More people are living longer as a result of these agents. What are the implications of that for therapy and for managing survivorship?

Dr. Schwartzberg: We’re starting to see a substantial number of lung cancer patients who get a response or get stable disease, and they’re now out six months, nine months, 12 months. What do we do for the patients who do well? We don’t have any clinical trial data to guide us. I can tell you what’s done in the community is that patients ask for a therapy break. And this has nothing to do with immunotherapy.

We saw the same thing with anti-HER2 therapy. Patients want a break and ask: “Do I really need to keep taking it? I feel good and now I’m coming in every two or three weeks to get this IV drip. Can I get a break?” We don’t really know yet what clinicians are doing and how we should approach this, and that gets to the expense issue as well.

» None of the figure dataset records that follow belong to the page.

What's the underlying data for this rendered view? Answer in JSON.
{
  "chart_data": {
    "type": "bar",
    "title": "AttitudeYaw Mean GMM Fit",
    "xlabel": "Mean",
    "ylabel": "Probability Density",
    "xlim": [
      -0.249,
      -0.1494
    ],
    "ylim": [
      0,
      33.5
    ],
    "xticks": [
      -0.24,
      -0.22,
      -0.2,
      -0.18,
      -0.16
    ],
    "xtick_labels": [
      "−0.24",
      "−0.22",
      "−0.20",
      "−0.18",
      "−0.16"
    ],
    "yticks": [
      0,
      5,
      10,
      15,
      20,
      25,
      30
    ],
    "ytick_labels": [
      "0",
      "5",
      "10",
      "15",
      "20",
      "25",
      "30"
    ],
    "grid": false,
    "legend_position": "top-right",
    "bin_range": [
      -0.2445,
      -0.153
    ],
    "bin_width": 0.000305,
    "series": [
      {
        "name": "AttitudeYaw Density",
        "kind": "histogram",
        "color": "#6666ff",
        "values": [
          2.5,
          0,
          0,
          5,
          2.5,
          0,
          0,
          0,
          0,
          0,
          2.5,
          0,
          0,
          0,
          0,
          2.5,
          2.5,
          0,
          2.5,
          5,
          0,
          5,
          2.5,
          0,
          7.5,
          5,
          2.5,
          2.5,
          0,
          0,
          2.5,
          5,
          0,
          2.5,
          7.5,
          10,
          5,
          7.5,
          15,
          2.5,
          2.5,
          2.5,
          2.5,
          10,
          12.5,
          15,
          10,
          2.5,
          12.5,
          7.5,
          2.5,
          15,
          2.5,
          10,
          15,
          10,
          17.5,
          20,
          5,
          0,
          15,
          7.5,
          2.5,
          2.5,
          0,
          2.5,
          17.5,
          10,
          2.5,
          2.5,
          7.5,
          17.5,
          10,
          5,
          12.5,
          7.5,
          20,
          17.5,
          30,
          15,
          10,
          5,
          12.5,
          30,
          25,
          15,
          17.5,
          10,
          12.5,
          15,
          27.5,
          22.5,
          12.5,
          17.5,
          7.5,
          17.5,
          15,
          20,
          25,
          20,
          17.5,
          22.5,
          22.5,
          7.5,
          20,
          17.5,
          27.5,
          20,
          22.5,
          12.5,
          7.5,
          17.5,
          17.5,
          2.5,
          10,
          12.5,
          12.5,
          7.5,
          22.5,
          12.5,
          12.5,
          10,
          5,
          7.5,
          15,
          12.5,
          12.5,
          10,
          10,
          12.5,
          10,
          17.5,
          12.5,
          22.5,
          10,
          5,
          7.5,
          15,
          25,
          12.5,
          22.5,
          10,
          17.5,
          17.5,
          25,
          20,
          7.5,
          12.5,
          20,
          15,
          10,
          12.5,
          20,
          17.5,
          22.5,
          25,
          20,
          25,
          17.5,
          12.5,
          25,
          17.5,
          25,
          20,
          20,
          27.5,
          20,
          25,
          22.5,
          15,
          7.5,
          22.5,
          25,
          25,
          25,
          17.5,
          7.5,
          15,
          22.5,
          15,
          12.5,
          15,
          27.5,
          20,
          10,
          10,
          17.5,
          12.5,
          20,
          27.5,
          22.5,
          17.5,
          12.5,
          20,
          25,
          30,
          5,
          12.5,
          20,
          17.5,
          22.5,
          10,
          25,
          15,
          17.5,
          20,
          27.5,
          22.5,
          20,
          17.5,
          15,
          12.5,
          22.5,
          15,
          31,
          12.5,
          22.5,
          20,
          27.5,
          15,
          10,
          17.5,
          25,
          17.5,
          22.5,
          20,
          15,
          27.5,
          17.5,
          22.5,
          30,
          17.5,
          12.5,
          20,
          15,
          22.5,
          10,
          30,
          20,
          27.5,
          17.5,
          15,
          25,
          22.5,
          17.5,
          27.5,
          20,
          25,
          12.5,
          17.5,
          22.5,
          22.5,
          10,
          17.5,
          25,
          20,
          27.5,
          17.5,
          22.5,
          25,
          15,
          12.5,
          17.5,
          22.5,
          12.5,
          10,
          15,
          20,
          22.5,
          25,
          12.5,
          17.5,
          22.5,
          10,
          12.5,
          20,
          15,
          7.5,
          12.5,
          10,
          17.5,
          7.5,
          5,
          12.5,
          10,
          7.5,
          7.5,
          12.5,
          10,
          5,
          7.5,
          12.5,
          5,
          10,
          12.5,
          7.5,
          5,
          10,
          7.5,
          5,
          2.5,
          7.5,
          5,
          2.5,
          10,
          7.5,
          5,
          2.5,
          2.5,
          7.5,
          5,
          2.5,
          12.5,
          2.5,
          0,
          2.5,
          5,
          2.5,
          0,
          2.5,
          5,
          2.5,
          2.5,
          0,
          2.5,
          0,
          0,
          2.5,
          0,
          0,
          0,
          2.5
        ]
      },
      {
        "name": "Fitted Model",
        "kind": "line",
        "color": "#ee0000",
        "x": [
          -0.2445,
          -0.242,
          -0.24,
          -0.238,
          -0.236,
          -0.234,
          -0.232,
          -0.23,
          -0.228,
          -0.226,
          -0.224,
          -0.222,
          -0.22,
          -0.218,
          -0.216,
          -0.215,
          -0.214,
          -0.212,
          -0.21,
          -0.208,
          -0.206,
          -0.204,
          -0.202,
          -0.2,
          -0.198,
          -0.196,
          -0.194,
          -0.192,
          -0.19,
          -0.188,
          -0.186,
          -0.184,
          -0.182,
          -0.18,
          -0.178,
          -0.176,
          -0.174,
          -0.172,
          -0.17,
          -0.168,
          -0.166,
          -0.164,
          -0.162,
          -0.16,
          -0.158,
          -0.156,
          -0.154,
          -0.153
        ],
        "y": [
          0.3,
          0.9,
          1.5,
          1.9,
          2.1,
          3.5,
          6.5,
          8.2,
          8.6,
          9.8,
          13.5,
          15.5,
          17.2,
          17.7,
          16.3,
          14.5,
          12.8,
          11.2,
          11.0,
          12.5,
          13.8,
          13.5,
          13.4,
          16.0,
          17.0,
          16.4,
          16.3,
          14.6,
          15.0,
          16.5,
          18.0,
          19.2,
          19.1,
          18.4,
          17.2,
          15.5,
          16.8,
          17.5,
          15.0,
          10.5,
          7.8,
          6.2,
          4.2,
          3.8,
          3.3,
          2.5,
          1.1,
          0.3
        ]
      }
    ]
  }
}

And finally, under the category of survivorship is the issue of long-term toxicity, which we’re just starting to see now. Clinical trials aren’t designed necessarily to focus on that and typically don’t collect long-term toxicity data. So I think anything we can learn about that would be extremely useful.

References

  1. Feinberg B. Where Does Immuno-Oncology Fit in a Value-Based Care Delivery Model? http://www.ajmc.com/journals/evidence-based-oncology/2016/february-2016/where-does-immuno-oncology-fit-in-a-value-based-care-delivery-model. 2016
  2. Patel SP, Kurzrock R. PD-L1 expression as a predictive biomarker in cancer immunotherapy. Mol Cancer Ther. 2015;14(4):847-856.
  3. Lisberg A, Garon EB. The value of PD-L1 testing in non-small-cell lung cancer. JAMA Oncol. 2016; doi:10.1001/jamaoncol.2016.0043
  4. Institute of Medicine. Policy issues in the clinical development and use of immunotherapy for cancer treatment. http://www.nationalacademies.org/hmd/Activities/Disease/NCPF/2016-FEB-29.aspx
  5. Alexandrov DB, Nature 2013
  6. Le DT, Uram JN, Wang H, et al. PD-1 blockade in tumors with mismatch-repair deficiency. New Engl J Med. 2015; 372:2509-2520.
  7. Smalley KS, Eroglu Z, Sondak VK. Combination therapies for melanoma: A new standard of care? Am J Clin Dermatol. 2016;17(2):99-105.